Public Cloud Computing – From “We can’t…” to “We can”

From the first day of public cloud computing, there’s been people saying “We can’t use public cloud computing, because…”, followed by a range of reasons, all perfectly legitimate but generally based around company policies or long-held fears about shared resources, security, and support, rather than technical limitations.

Over the past few years, Amazon and the other public cloud providers have been chipping away at these reasons for not using public cloud computing, with Amazon recently upgrading their “Virtual Private Cloud” offering of a VPN connection to their servers to now include controllable secure networking of their instances.

Now, Amazon have launched “Dedicated Instances“, an offering where you pay a flat rate of an extra $10 per hour per region when you launch any number of dedicated instances. By “dedicated instance”, Amazon mean an instance running on hardware that’s only running instances by you, noone else. No more multitenancy resource fears on the server, reduced worries about over-commitment of hardware resources, potential weaknesses in the Xen hypervisor, etc.

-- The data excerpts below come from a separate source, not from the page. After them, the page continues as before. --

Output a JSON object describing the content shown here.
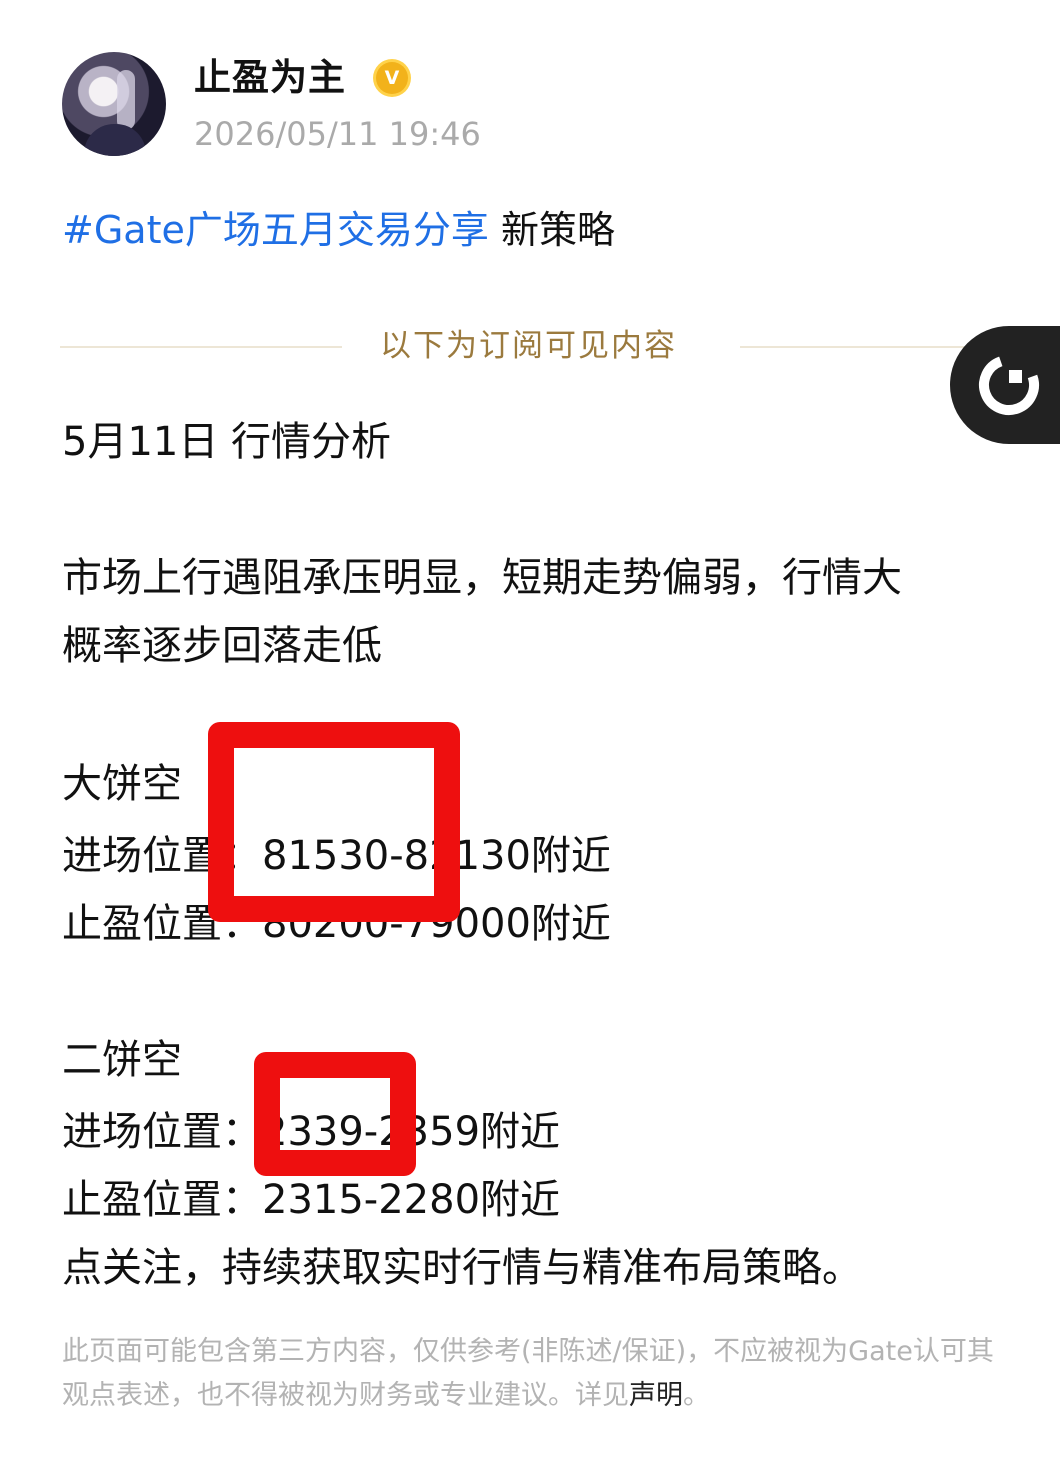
{
  "post": {
    "author": "止盈为主",
    "verified_badge": "V",
    "timestamp": "2026/05/11 19:46",
    "hashtag": "#Gate广场五月交易分享",
    "title_suffix": " 新策略",
    "subscription_divider": "以下为订阅可见内容"
  },
  "content": {
    "heading": "5月11日 行情分析",
    "analysis_line1": "市场上行遇阻承压明显，短期走势偏弱，行情大",
    "analysis_line2": "概率逐步回落走低",
    "btc": {
      "title": "大饼空",
      "entry": "进场位置：81530-82130附近",
      "take_profit": "止盈位置：80200-79000附近"
    },
    "eth": {
      "title": "二饼空",
      "entry": "进场位置：2339-2359附近",
      "take_profit": "止盈位置：2315-2280附近"
    },
    "call_to_action": "点关注，持续获取实时行情与精准布局策略。"
  },
  "disclaimer": {
    "text": "此页面可能包含第三方内容，仅供参考(非陈述/保证)，不应被视为Gate认可其观点表述，也不得被视为财务或专业建议。详见",
    "link": "声明",
    "end": "。"
  },
  "icons": {
    "float_button": "refresh-icon"
  },
  "colors": {
    "hashtag": "#1f6fe5",
    "divider_label": "#9b7a3e",
    "highlight_box": "#ee0f0f",
    "badge": "#f2b21b"
  }
}
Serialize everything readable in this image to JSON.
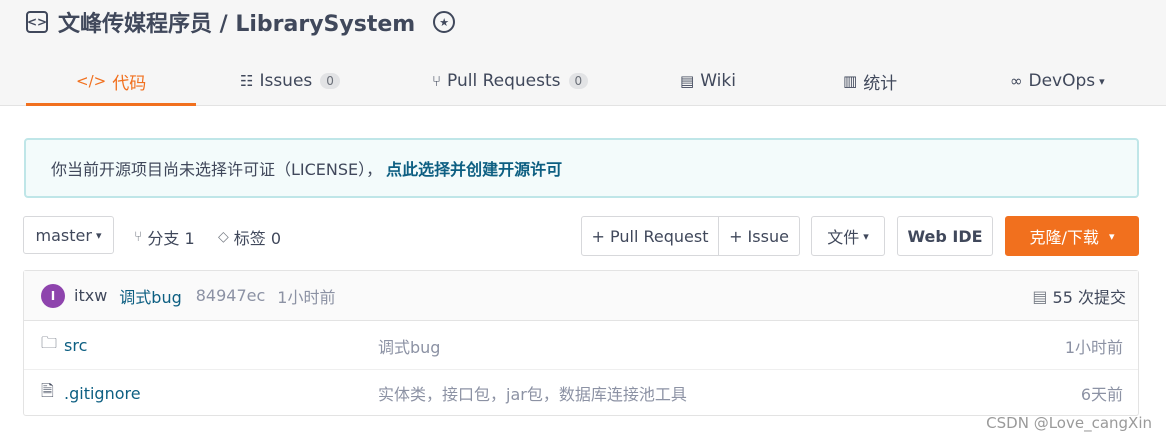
{
  "repo": {
    "title": "文峰传媒程序员 / LibrarySystem"
  },
  "tabs": [
    {
      "label": "代码",
      "icon": "code-icon"
    },
    {
      "label": "Issues",
      "count": "0",
      "icon": "issues-icon"
    },
    {
      "label": "Pull Requests",
      "count": "0",
      "icon": "pull-request-icon"
    },
    {
      "label": "Wiki",
      "icon": "wiki-icon"
    },
    {
      "label": "统计",
      "icon": "stats-icon"
    },
    {
      "label": "DevOps",
      "icon": "infinity-icon"
    }
  ],
  "notice": {
    "text": "你当前开源项目尚未选择许可证（LICENSE），",
    "link": "点此选择并创建开源许可"
  },
  "toolbar": {
    "branch": "master",
    "branches": "分支 1",
    "tags": "标签 0",
    "pull_request": "+ Pull Request",
    "issue": "+ Issue",
    "file": "文件",
    "web_ide": "Web IDE",
    "clone": "克隆/下载"
  },
  "commit": {
    "avatar": "I",
    "user": "itxw",
    "message": "调式bug",
    "sha": "84947ec",
    "time": "1小时前",
    "count": "55 次提交"
  },
  "files": [
    {
      "name": "src",
      "type": "folder",
      "message": "调式bug",
      "time": "1小时前"
    },
    {
      "name": ".gitignore",
      "type": "file",
      "message": "实体类，接口包，jar包，数据库连接池工具",
      "time": "6天前"
    }
  ],
  "watermark": "CSDN @Love_cangXin",
  "colors": {
    "accent": "#f1701e",
    "link": "#0d5f82",
    "avatar": "#8e44ad"
  }
}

You still get many of the benefits of public clouds – no up-front costs, the massive volumes of AWS leading to lower overheads, commodity services, and so on, you just pay a slightly higher per-hour price to remove one of the major hurdles in moving to public cloud computing.

I’m sure that dedicated EBS will be coming along soon, and perhaps dedicated S3 storage for people using more than something like 10TB of data – the amount that would justify a dedicated shelf of storage replicated to multiple locations?

While these recent moves won’t let everyone use the public cloud to reduce their computing costs and improve their flexibility, it’s a big step in moving people from “We can’t do this because” to “We can do this, now let’s get on with it”.

And that’s got to be good, hasn’t it?